大宝塔は、可兌統治時代に建立された磚造りの七層の高楼である。西市の敷地内に立っており、ホーロンで宮城より高い唯一の建物だ。内部をめぐる螺旋階段を上りきると、城内を一望することができる。しかしーー。
「市場はもう閉まる時刻だが……。待てよ、大宝塔の周りは、子夜は花子たちの塒になってるはず……そうか」
「そこにハーリムが居るのね!」
サラの声に、ラムルが頷く。
「そうと決まれば、こっちも備えておこう」
ボルが二人を促した。確保済みの蔵身地に案内してくれるという。
*
夕べの鼓はとうに鳴り止んでいた。残照の茜や金に薄闇が混ざり、夜が訪れた。
二人が連れていかれたのは、とある二階建ての旗亭の上階であった。その奥まった一室は流連の常連客が居座る房室で、しかも巷曲に面した裏口から直接、房室に出入りができる格好の場所である。
室内を扆で仕切って、各々動き易い装束に着替えながら、二人は話し続けた。
「あの言葉ーー『翼』には本当に意味があるのかな……」
「正直まだ分からん。だが今のところ、ガイウス様が残してくれた唯一の手がかりらしきものだからな」
扆の向こうからラムルが応える。考えてみれば大胆な状況なのに思い至ってサラは、場違いにも頬が熱くなった。慌てて着替えの手を早める。
「『翼』がお祖父様の剣だとすればーーベルンの者が怪しいということになるのね……」
信じたくはないが、いま最も疑わしいのはベルン門人の中にいるということになる。
「いや、そうとばかりは言い切れない。贔屓目で述べているのではないよ」
偉大な剣士カルロッツアの下にはかつて、武館の枠をこえて多くの者が教えを請うため集った。カルロッツアもまた門派の分け隔てなく優れた剣士を育てようとしていた。下手人が必ずしもベルンの者に限られないというラムルの主張にはそれなりに根拠がある。だがしかし、本音の部分ではやはりガイウスの身内を疑いたくないのに違いなかった。
終わったかい、とラムルが声をかけてきたのでサラは、返事をして扆を除けた。
久しぶりに二人とも士族らしい格好になって、人心地がついた気がする。短衣に動き易い褲を穿き、腰刀を差している。足許は柔らかい革鞾で、いつでも戦えそうだった。

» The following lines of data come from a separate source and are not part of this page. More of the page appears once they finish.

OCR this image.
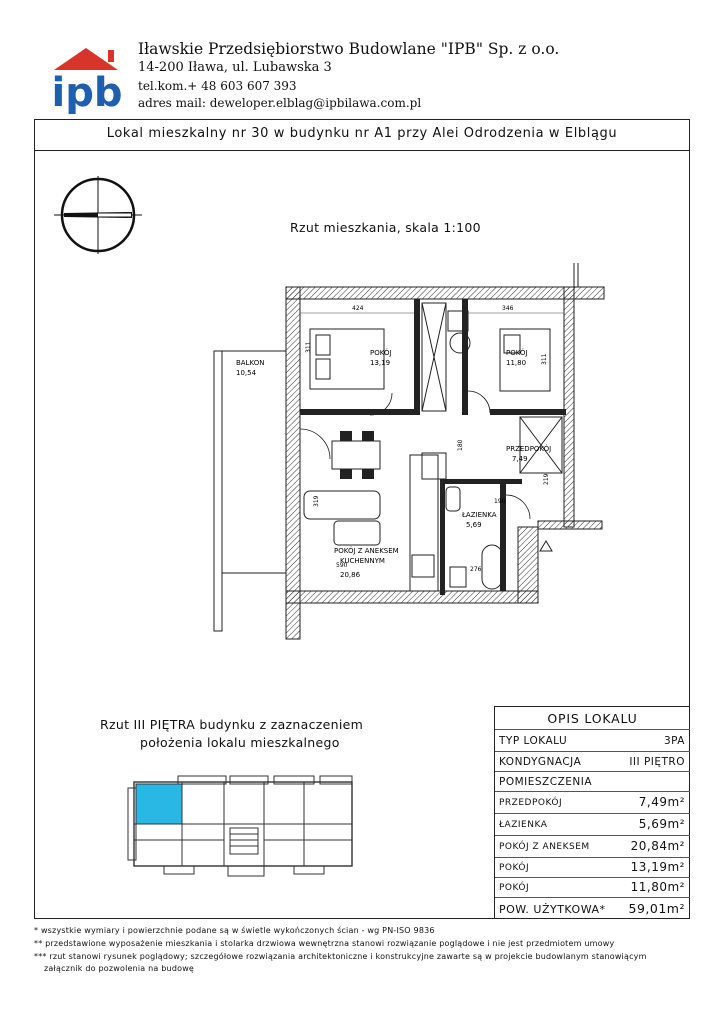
ipb
Iławskie Przedsiębiorstwo Budowlane "IPB" Sp. z o.o.
14-200 Iława, ul. Lubawska 3
tel.kom.+ 48 603 607 393
adres mail: deweloper.elblag@ipbilawa.com.pl
Lokal mieszkalny nr 30 w budynku nr A1 przy Alei Odrodzenia w Elblągu
Rzut mieszkania, skala 1:100
BALKON
10,54
POKÓJ
13,19
POKÓJ
11,80
PRZEDPOKÓJ
7,49
ŁAZIENKA
5,69
POKÓJ Z ANEKSEM
KUCHENNYM
20,86
424	346
311
311
180
219
319	190
590
276
Rzut III PIĘTRA budynku z zaznaczeniem
położenia lokalu mieszkalnego
OPIS LOKALU
TYP LOKALU	3PA
KONDYGNACJA	III PIĘTRO
POMIESZCZENIA
PRZEDPOKÓJ	7,49m²
ŁAZIENKA	5,69m²
POKÓJ Z ANEKSEM	20,84m²
POKÓJ	13,19m²
POKÓJ	11,80m²
POW. UŻYTKOWA* 59,01m²
* wszystkie wymiary i powierzchnie podane są w świetle wykończonych ścian - wg PN-ISO 9836
** przedstawione wyposażenie mieszkania i stolarka drzwiowa wewnętrzna stanowi rozwiązanie poglądowe i nie jest przedmiotem umowy
*** rzut stanowi rysunek poglądowy; szczegółowe rozwiązania architektoniczne i konstrukcyjne zawarte są w projekcie budowlanym stanowiącym
załącznik do pozwolenia na budowę
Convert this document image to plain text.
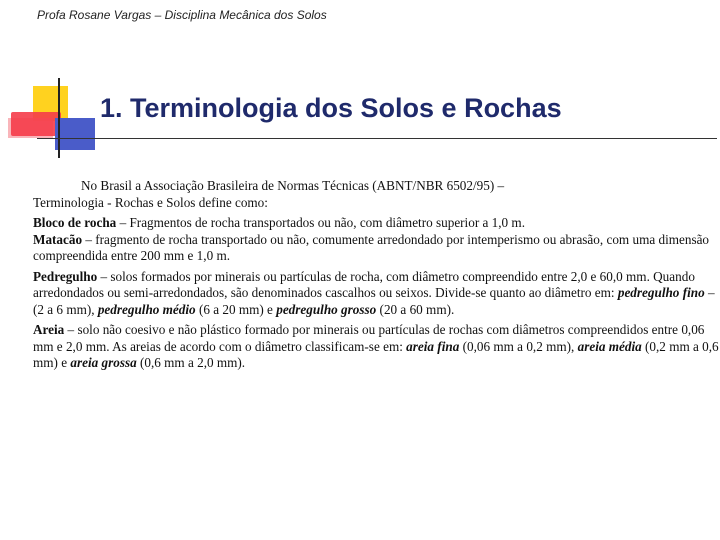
Profa Rosane Vargas – Disciplina Mecânica dos Solos
1. Terminologia dos Solos e Rochas

No Brasil a Associação Brasileira de Normas Técnicas (ABNT/NBR 6502/95) –

Terminologia - Rochas e Solos define como:

Bloco de rocha – Fragmentos de rocha transportados ou não, com diâmetro superior a 1,0 m.

Matacão – fragmento de rocha transportado ou não, comumente arredondado por intemperismo ou abrasão, com uma dimensão compreendida entre 200 mm e 1,0 m.

Pedregulho – solos formados por minerais ou partículas de rocha, com diâmetro compreendido entre 2,0 e 60,0 mm. Quando arredondados ou semi-arredondados, são denominados cascalhos ou seixos. Divide-se quanto ao diâmetro em: pedregulho fino – (2 a 6 mm), pedregulho médio (6 a 20 mm) e pedregulho grosso (20 a 60 mm).

Areia – solo não coesivo e não plástico formado por minerais ou partículas de rochas com diâmetros compreendidos entre 0,06 mm e 2,0 mm. As areias de acordo com o diâmetro classificam-se em: areia fina (0,06 mm a 0,2 mm), areia média (0,2 mm a 0,6 mm) e areia grossa (0,6 mm a 2,0 mm).
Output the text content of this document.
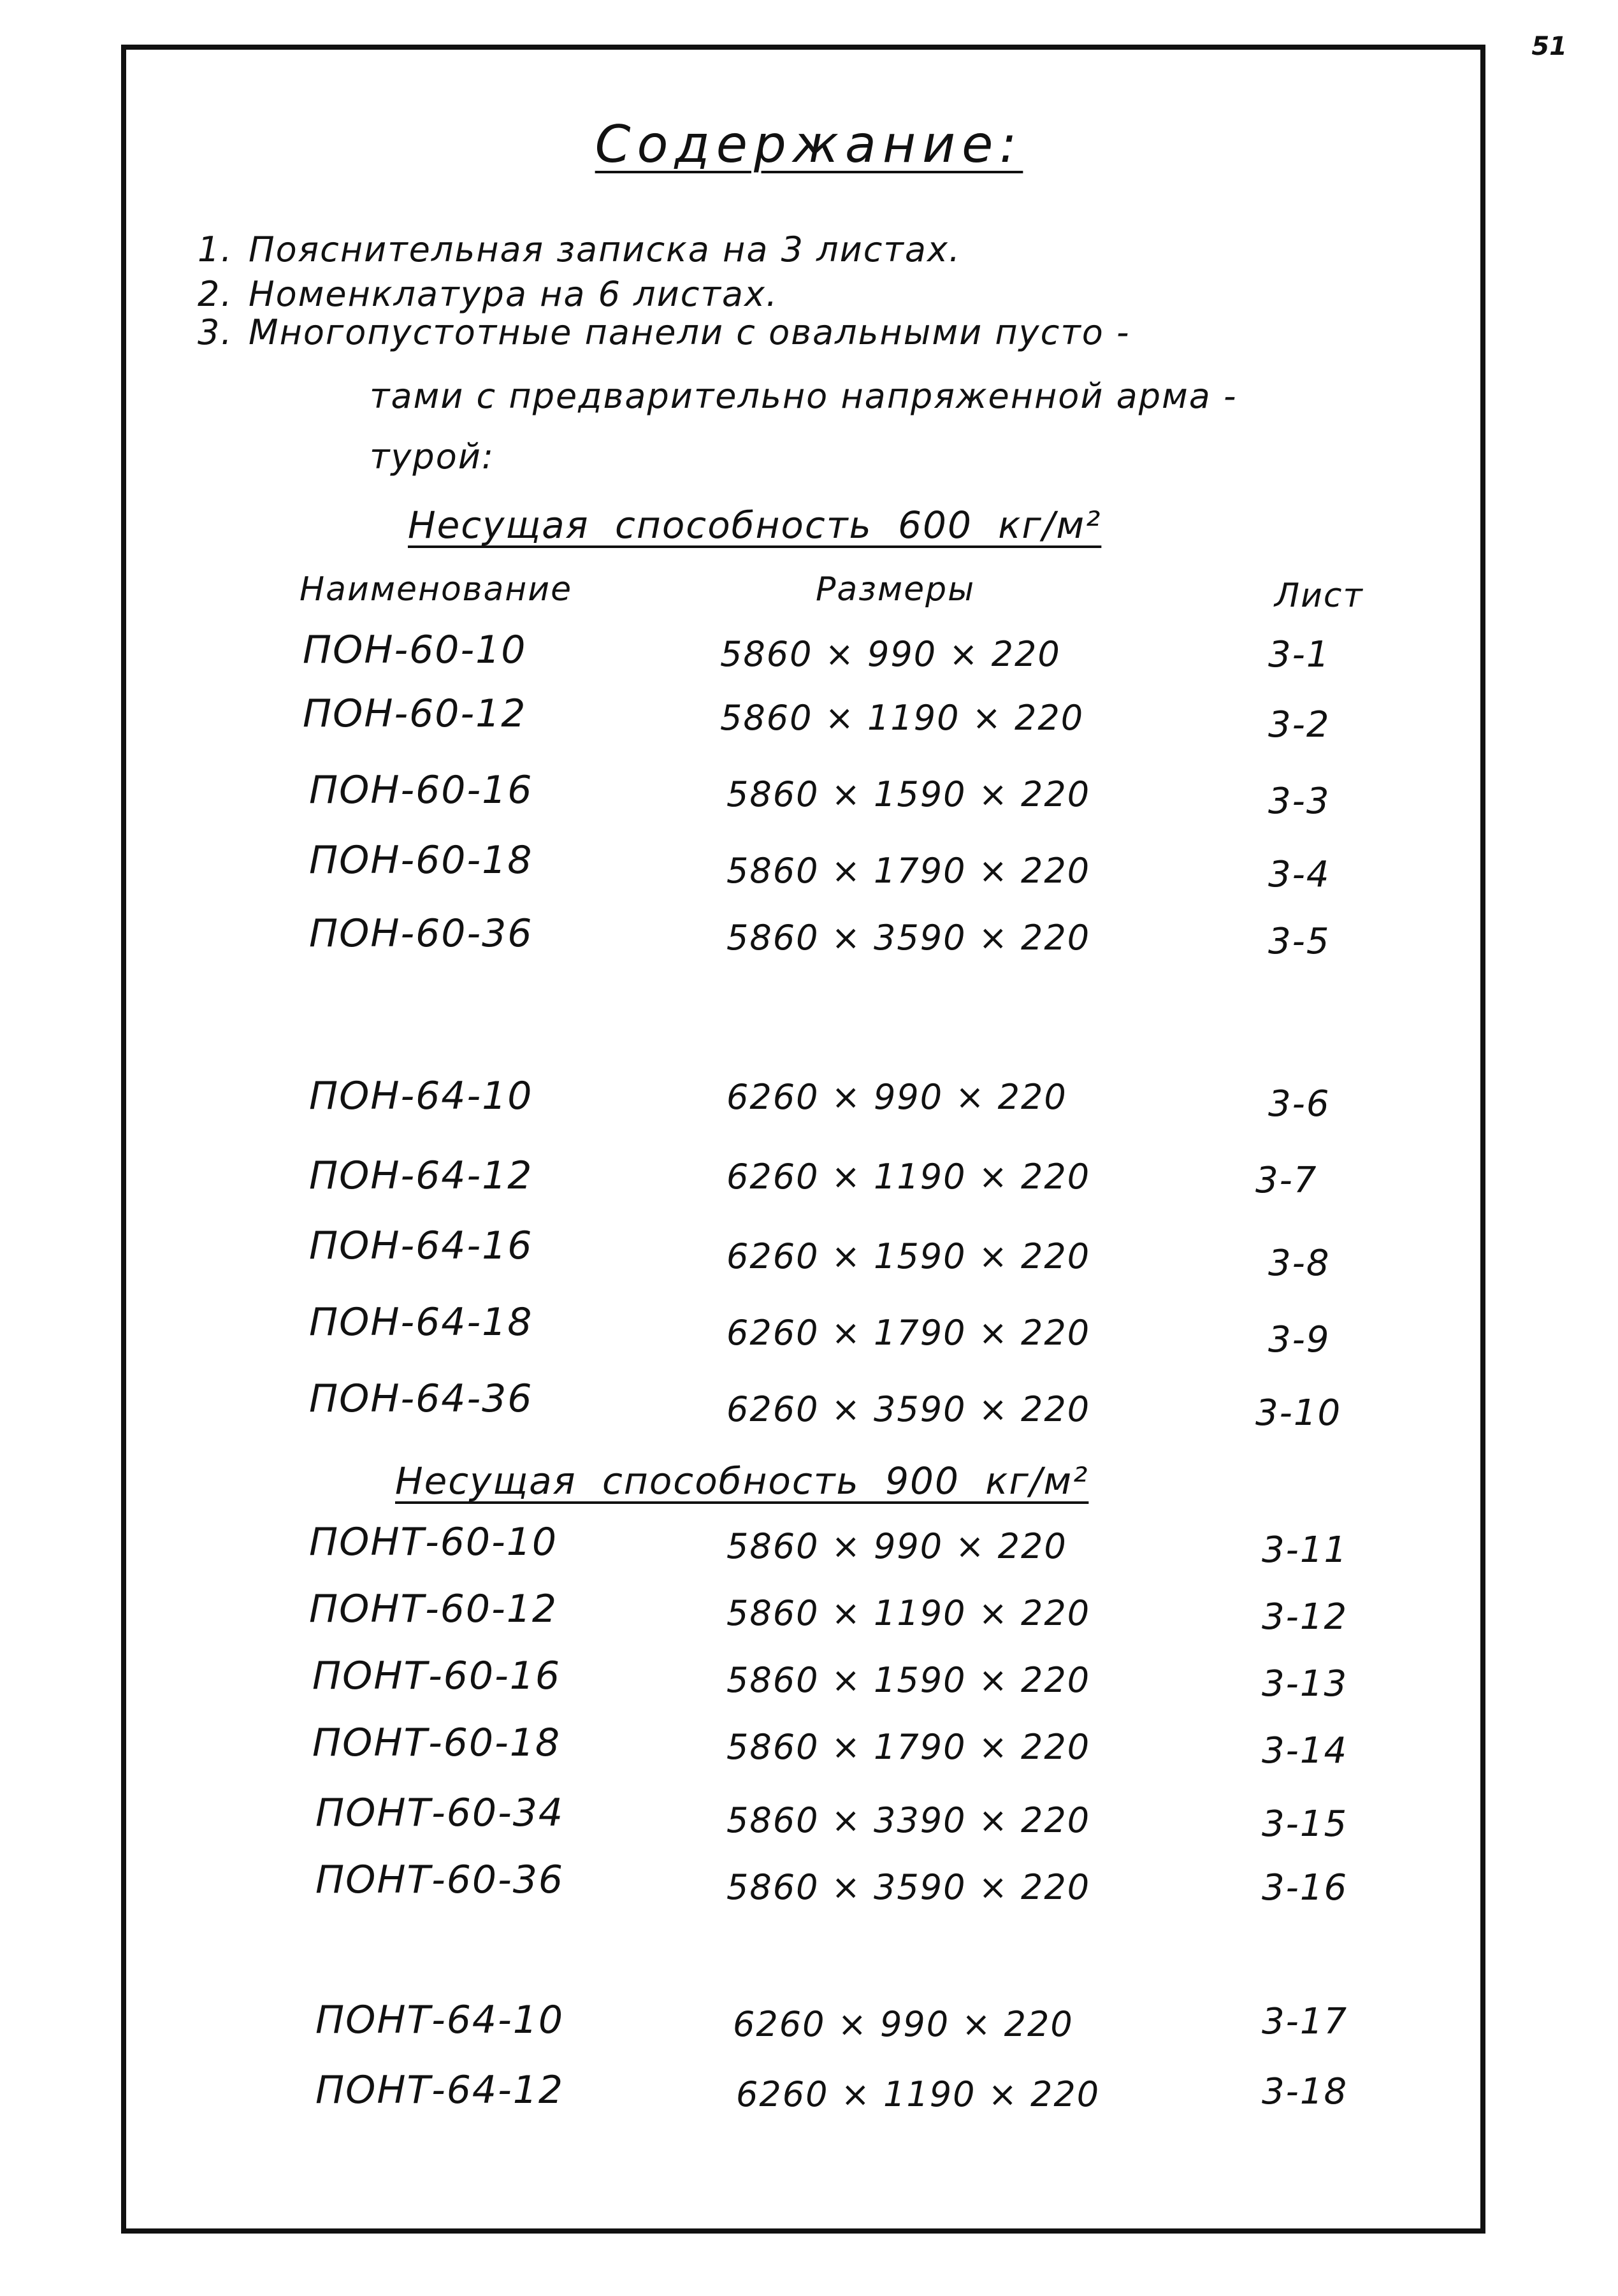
51
Содержание:
1. Пояснительная записка на 3 листах.
2. Номенклатура на 6 листах.
3. Многопустотные панели с овальными пусто -
тами с предварительно напряженной арма -
турой:
Несущая способность 600 кг/м²
Наименование	Размеры	Лист
ПОН-60-10	5860 × 990 × 220	3-1
ПОН-60-12	5860 × 1190 × 220	3-2
ПОН-60-16	5860 × 1590 × 220	3-3
ПОН-60-18	5860 × 1790 × 220	3-4
ПОН-60-36	5860 × 3590 × 220	3-5
ПОН-64-10	6260 × 990 × 220	3-6
ПОН-64-12	6260 × 1190 × 220	3-7
ПОН-64-16	6260 × 1590 × 220	3-8
ПОН-64-18	6260 × 1790 × 220	3-9
ПОН-64-36	6260 × 3590 × 220	3-10
Несущая способность 900 кг/м²
ПОНТ-60-10	5860 × 990 × 220	3-11
ПОНТ-60-12	5860 × 1190 × 220	3-12
ПОНТ-60-16	5860 × 1590 × 220	3-13
ПОНТ-60-18	5860 × 1790 × 220	3-14
ПОНТ-60-34	5860 × 3390 × 220	3-15
ПОНТ-60-36	5860 × 3590 × 220	3-16
ПОНТ-64-10	6260 × 990 × 220	3-17
ПОНТ-64-12	6260 × 1190 × 220	3-18
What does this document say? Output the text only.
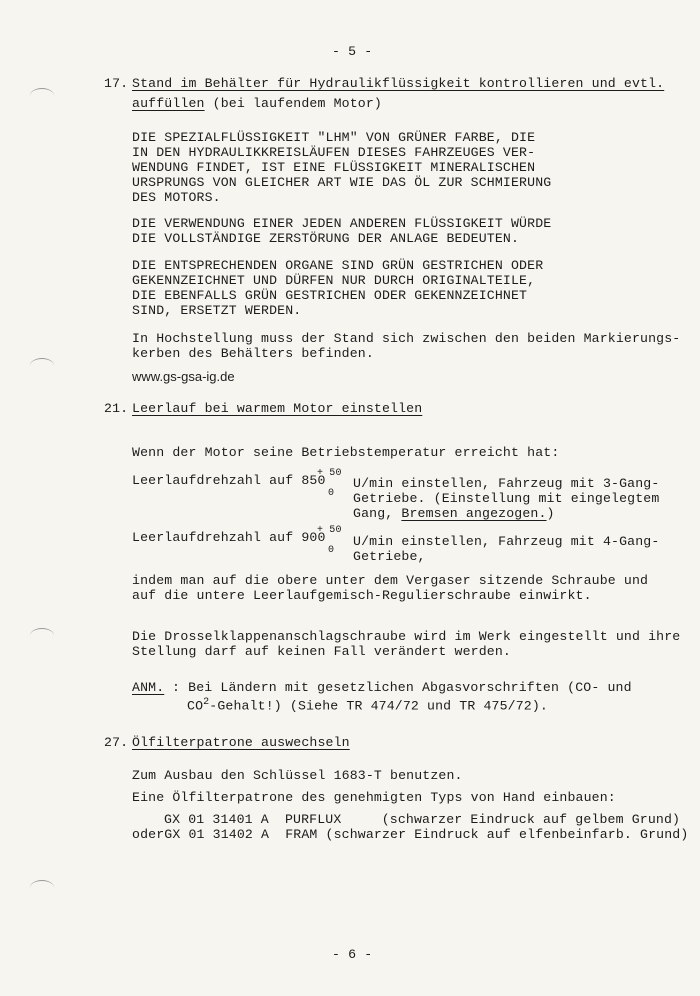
- 5 -
17. Stand im Behälter für Hydraulikflüssigkeit kontrollieren und evtl.
auffüllen (bei laufendem Motor)
DIE SPEZIALFLÜSSIGKEIT "LHM" VON GRÜNER FARBE, DIE
IN DEN HYDRAULIKKREISLÄUFEN DIESES FAHRZEUGES VER-
WENDUNG FINDET, IST EINE FLÜSSIGKEIT MINERALISCHEN
URSPRUNGS VON GLEICHER ART WIE DAS ÖL ZUR SCHMIERUNG
DES MOTORS.
DIE VERWENDUNG EINER JEDEN ANDEREN FLÜSSIGKEIT WÜRDE
DIE VOLLSTÄNDIGE ZERSTÖRUNG DER ANLAGE BEDEUTEN.
DIE ENTSPRECHENDEN ORGANE SIND GRÜN GESTRICHEN ODER
GEKENNZEICHNET UND DÜRFEN NUR DURCH ORIGINALTEILE,
DIE EBENFALLS GRÜN GESTRICHEN ODER GEKENNZEICHNET
SIND, ERSETZT WERDEN.
In Hochstellung muss der Stand sich zwischen den beiden Markierungs-
kerben des Behälters befinden.
www.gs-gsa-ig.de
21. Leerlauf bei warmem Motor einstellen
Wenn der Motor seine Betriebstemperatur erreicht hat:
Leerlaufdrehzahl auf 850
+ 50
0
U/min einstellen, Fahrzeug mit 3-Gang-
Getriebe. (Einstellung mit eingelegtem
Gang, Bremsen angezogen.)
Leerlaufdrehzahl auf 900
+ 50
0
U/min einstellen, Fahrzeug mit 4-Gang-
Getriebe,
indem man auf die obere unter dem Vergaser sitzende Schraube und
auf die untere Leerlaufgemisch-Regulierschraube einwirkt.
Die Drosselklappenanschlagschraube wird im Werk eingestellt und ihre
Stellung darf auf keinen Fall verändert werden.
ANM. : Bei Ländern mit gesetzlichen Abgasvorschriften (CO- und
$CO^2-Gehalt$!) (Siehe TR 474/72 und TR 475/72).
27. Ölfilterpatrone auswechseln
Zum Ausbau den Schlüssel 1683-T benutzen.
Eine Ölfilterpatrone des genehmigten Typs von Hand einbauen:
GX 01 31401 A  PURFLUX     (schwarzer Eindruck auf gelbem Grund)
oderGX 01 31402 A  FRAM (schwarzer Eindruck auf elfenbeinfarb. Grund)
- 6 -
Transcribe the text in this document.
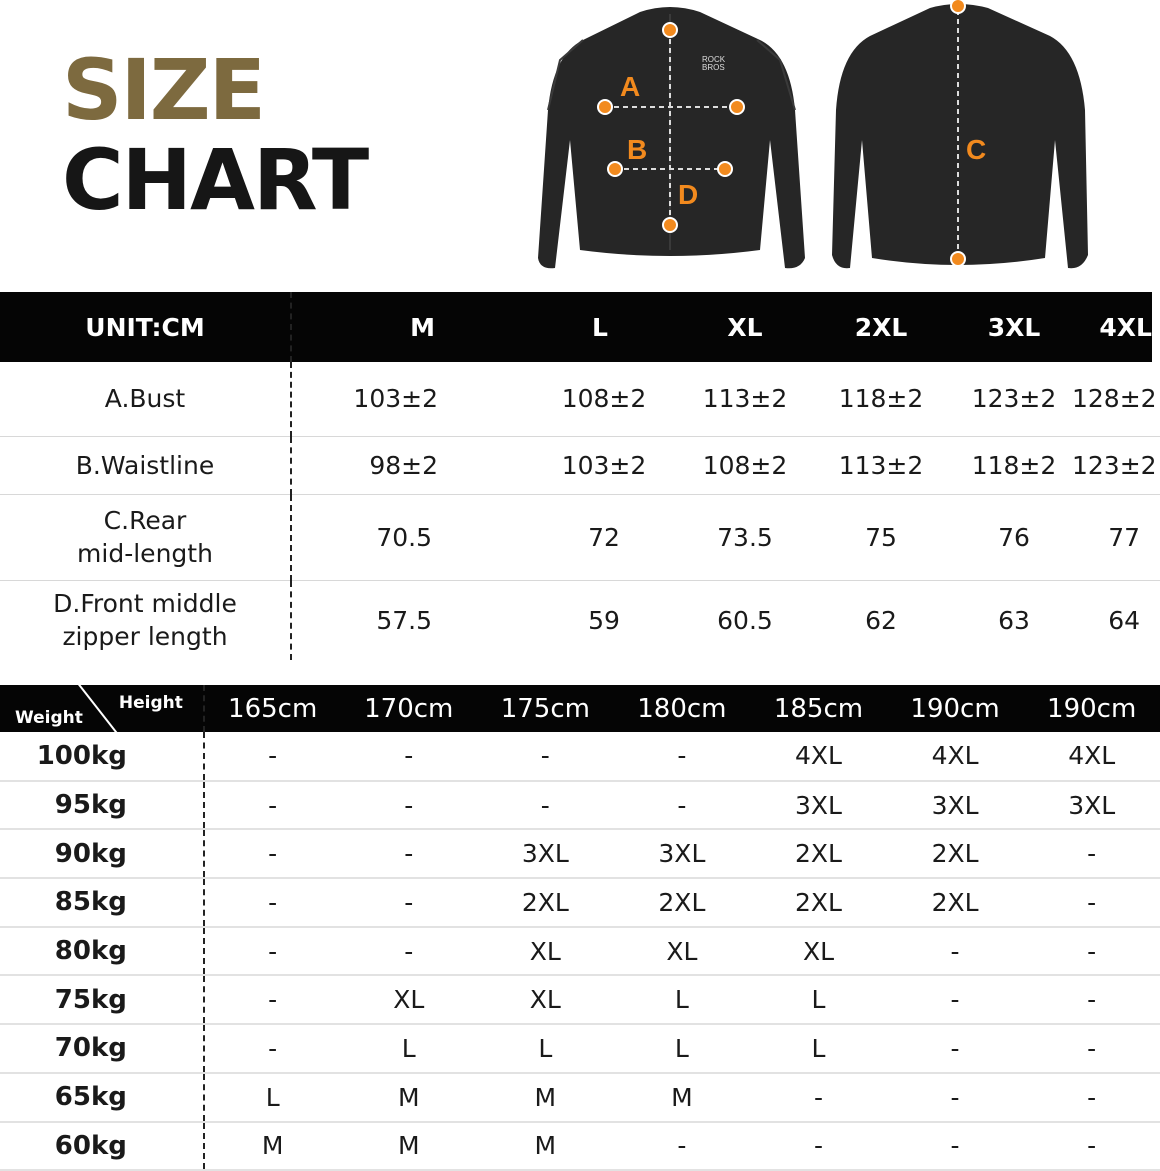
SIZE
CHART
ROCK
BROS
A
B
D
C
UNIT:CM	M	L	XL	2XL	3XL	4XL
A.Bust	103±2	108±2	113±2	118±2	123±2	128±2
B.Waistline	98±2	103±2	108±2	113±2	118±2	123±2

C.Rear
mid-length	70.5	72	73.5	75	76	77

D.Front middle
zipper length	57.5	59	60.5	62	63	64
Height
Weight	165cm	170cm	175cm	180cm	185cm	190cm	190cm
100kg	-	-	-	-	4XL	4XL	4XL
95kg	-	-	-	-	3XL	3XL	3XL
90kg	-	-	3XL	3XL	2XL	2XL	-
85kg	-	-	2XL	2XL	2XL	2XL	-
80kg	-	-	XL	XL	XL	-	-
75kg	-	XL	XL	L	L	-	-
70kg	-	L	L	L	L	-	-
65kg	L	M	M	M	-	-	-
60kg	M	M	M	-	-	-	-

ボルが房室に入ってきた。ボルがためらいがちに、サラたちの前に紙片を広げて示した。それは高札に掲げられる御触書を剥がしてきたものだった。サラは思わずそれを引ったくった。息を飲んだ。そこには朱筆の太い文字ではっきりと、
〈以下の者、恐れ多くも至尊の座におわす先君に不敬をいたしたるかどにて仕置きいたす。
ジクロ・アルサム
ジナ・ルンリー
場所は東の広場。赤の日の正午の刻限。〉
と記されていた。
「馬鹿な! 拙速にすぎる!」
覗き込んだラムルが呻く。サラは、すうっと全身の血がさがった気がした。ジクロとジナの命の灯火が吹き消されるまで、あと四日しかない。急がずばなるまい、とラムルが低く呻いた。